The YR TAX, or fuel surcharge, is levied by airlines in South Africa and around the world, as a part of their fares.  It was introduced as a discretionary mechanism to help airlines recover cost fluctuations in the fuel price in addition to currency depreciation (aircraft, engines, spare parts, finance, insurance and fuel are mostly purchased in US dollars, while most airlines generate their revenues in other currencies).
 

But Airlink is currently unable to adjust its YR tax on flights to its other destinations beyond South Africa, Lesotho and Swaziland, as costs (including fuel) at these locations are priced by service providers in US dollars and not in local currencies, Foster says. The Rand currently remains depressed by approximately 23%, pushing fuel and other prices higher at these regional destinations served by Airlink.   
 

The announcement comes as South Africans become more vocal about high prices following the collapse of the fuel price bubble last year. Many price increases were the result of the oil price balloon and with its deflation they are seeking corresponding price decreases.

Many airlines and other industries are stuck between this sentiment and fuel price hedging. Jan Blake, SAA general manager of mergers and acquisitions, earlier this month told the Saturday Star SAA had only partially recovered its increased fuel costs through the fuel levy and therefore had to absorb the remainder of the costs in its normal operating expenses, when oil prices rose to over $140 a barrel.
“This would have made ticket prices unaffordable,” he said. “There is a lag of between three to four months from when the price of crude oil lowers to when the airline can benefit from this.”
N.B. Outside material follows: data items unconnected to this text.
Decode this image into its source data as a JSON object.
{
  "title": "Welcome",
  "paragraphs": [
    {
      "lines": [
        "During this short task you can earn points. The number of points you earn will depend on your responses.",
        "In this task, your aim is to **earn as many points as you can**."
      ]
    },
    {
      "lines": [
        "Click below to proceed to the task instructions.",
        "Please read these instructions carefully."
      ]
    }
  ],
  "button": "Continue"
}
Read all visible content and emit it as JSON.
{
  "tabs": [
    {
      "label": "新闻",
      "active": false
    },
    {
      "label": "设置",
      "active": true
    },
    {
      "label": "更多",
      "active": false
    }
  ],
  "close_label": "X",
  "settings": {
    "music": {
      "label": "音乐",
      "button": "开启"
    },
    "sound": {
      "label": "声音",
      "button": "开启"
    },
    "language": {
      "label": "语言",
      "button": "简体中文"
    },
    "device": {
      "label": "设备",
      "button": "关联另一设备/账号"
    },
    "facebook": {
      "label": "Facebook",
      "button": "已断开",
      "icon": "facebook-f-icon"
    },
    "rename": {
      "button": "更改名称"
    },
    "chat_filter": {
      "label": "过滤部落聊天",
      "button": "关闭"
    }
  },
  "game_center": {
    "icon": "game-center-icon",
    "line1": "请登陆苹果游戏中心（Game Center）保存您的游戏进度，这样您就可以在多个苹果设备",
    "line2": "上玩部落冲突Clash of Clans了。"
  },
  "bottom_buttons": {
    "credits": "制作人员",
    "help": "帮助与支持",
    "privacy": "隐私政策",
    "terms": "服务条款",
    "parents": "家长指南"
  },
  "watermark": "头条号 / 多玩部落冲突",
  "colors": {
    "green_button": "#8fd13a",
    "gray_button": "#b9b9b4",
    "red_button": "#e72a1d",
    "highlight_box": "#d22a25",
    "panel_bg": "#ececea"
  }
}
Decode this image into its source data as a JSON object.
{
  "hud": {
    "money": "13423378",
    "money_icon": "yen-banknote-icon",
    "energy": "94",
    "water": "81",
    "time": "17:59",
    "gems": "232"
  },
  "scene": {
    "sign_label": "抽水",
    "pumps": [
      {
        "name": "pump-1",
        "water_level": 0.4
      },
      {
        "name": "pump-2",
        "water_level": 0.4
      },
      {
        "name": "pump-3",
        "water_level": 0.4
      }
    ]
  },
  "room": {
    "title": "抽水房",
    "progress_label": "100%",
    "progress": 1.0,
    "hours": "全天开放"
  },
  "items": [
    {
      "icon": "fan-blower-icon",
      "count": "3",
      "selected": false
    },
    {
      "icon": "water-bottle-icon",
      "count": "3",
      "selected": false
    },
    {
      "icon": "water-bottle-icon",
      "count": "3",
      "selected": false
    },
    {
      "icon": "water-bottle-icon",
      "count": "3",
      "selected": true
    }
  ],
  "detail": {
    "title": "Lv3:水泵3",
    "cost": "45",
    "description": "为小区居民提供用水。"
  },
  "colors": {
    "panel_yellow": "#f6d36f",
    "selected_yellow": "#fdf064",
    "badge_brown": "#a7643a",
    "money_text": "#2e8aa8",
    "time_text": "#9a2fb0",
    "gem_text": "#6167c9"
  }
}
Glenda Zvenyika, communications manager at Comair, which operates kulula.com and British Airways flights, told the paper they had recently reduced their fuel surcharge by an average of 20 percent on all flights. “Decisions on any further reductions or increases will be made after taking into consideration the current oil price as well as the rand’s performance against the dollar,” she said, adding that Comair’s fuel bill constituted 50% of its operating costs.



Virgin Atlantic boasted lowering its fuel surcharge by up to £70 (R1 034) on return flights in December following a sustained decrease in the price of crude oil. The charges were trimmed by up to R500 (£35 on a one-way flight) depending on the destination and class of cabin. The airline said economy passengers were now paying about R220 less on shorter sectors and R440 less on longer sectors.